Elle émaille tout l'acte de nombreux détails chorégraphiques bien vus et fait une variation superbe. Au deuxième acte, nous souscrirons moins à sa danse, si sa technique est toujours impeccable, le style romantique n'y est pas et ce n'est qu'étalage de six'o clock, d'arabesques à 180° qui coupent totalement la ligne et certaines choses sont faites pour la scène du Bolchoi comme la traversée en grands jetés portés par Albrecht plutôt qu'en arabesques posées. Elle manque un peu d'immatérialité, elle est encore très "vivante" dans son interprétation et campe un esprit encore très amoureux de son Albrecht, toutefois ce jeu est prenant et le charme continue à opérer malgré ce manque évident de style.

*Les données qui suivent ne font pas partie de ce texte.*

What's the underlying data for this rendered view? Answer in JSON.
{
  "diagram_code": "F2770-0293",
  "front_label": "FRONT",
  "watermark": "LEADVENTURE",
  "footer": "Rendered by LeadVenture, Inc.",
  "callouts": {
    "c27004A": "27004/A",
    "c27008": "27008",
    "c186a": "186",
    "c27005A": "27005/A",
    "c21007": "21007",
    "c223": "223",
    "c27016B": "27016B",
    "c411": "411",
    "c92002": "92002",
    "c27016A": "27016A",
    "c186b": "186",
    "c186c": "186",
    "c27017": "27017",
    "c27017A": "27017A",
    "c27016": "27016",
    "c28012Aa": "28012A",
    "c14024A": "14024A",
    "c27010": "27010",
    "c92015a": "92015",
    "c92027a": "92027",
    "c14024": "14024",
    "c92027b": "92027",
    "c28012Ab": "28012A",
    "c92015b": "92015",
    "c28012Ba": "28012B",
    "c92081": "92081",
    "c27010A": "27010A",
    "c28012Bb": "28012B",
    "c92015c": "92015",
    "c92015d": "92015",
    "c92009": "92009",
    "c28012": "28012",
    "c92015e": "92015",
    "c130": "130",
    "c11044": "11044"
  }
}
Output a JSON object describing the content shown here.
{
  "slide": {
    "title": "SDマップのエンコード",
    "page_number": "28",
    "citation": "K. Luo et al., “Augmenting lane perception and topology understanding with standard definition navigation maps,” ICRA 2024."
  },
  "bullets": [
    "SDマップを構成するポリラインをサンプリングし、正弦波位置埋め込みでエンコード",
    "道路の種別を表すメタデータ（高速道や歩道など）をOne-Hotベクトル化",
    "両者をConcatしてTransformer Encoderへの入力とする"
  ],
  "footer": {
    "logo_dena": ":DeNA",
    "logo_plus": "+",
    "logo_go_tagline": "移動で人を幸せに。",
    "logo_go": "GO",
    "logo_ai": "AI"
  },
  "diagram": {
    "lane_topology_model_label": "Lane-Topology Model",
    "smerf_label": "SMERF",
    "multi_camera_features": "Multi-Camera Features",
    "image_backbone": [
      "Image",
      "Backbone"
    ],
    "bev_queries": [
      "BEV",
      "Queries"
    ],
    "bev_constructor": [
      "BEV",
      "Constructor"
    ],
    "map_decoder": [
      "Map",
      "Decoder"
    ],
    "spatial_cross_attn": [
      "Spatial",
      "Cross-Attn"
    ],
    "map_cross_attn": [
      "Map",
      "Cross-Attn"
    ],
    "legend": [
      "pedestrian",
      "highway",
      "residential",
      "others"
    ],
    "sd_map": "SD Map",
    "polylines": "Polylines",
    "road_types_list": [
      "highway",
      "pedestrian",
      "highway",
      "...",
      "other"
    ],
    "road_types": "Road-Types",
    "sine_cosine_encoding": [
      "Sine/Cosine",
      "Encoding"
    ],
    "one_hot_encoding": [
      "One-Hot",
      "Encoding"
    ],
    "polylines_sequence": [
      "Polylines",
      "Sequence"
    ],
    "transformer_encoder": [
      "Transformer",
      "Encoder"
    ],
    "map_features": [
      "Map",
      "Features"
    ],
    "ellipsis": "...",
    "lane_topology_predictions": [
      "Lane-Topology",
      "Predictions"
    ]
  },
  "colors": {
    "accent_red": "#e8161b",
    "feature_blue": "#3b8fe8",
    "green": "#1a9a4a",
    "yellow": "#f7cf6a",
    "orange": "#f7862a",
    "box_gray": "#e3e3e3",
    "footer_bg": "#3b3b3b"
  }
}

A ses côtés, Laurent Hilaire est un Albrecht amoureux dès les premiers instants, il est bouleversant lors de sa mort. Au deuxième acte, il nous offre de superbes moments techniques que ce soit dans sa variation ou dans sa magnifique série d'entrechats. Dommage simplement qu'il tombe dans le surjeu à la fin de cet acte. Et malheureusement si le côté "soleil ne m'éblouit pas" est intéressant, la manière dont cela est rendu tombe un peu dans le ridicule. Toutefois, Laurent Hilaire est un magnifique Albrecht, et un partenaire attentif. Le couple fonctionne totalement que ce soit au premier acte ou au deuxième acte.

Wilfried Romoli campe un Hilarion très brut dans la plus pure tradition. A noter également la présence exceptionnelle de Viviane Descoutures dans le rôle de la mère de Giselle, sa pantomime est toujours juste et jamais exagérée.

Marie-Agnès Gillot est Myrtha, d'abord par sa présence majestueuse, impériale souveraine de ce monde fantômatique. Sa danse est sublime, grands jetés impressionnants, mouvements de bras fluides, souplesse du buste.

Mélanie Hurel et Emmanuel Thibault forme un couple mal assorti dans le pas de deux des paysans. Mélanie apparaît bien raide dans les deux variations, quant à Emmanuel Thibault, il oublie la propreté et la précision des sauts à la hauteur de ceci. Il manque en plus un peu de musicalité, qualité qu'il avait pourtant totalement.

Le corps de ballet est impeccable et on remarque particulièrement Laura Hecquet dans les vendangeurs tout comme Mathieu Ganio, Dorothée Gilbert et Laurène Levy illuminent les petites amies de leur présence. Vanessa Legassy et Aurore Cordellier manquent un peu de magie dans le rôle des deux wilis, même si techniquement elles se sortent sans problème des deux variations. Quant au deuxième acte, les alignements et les ensembles furent quasi-parfaits.
Une soirée encore passionnante avec une danseuse attachante.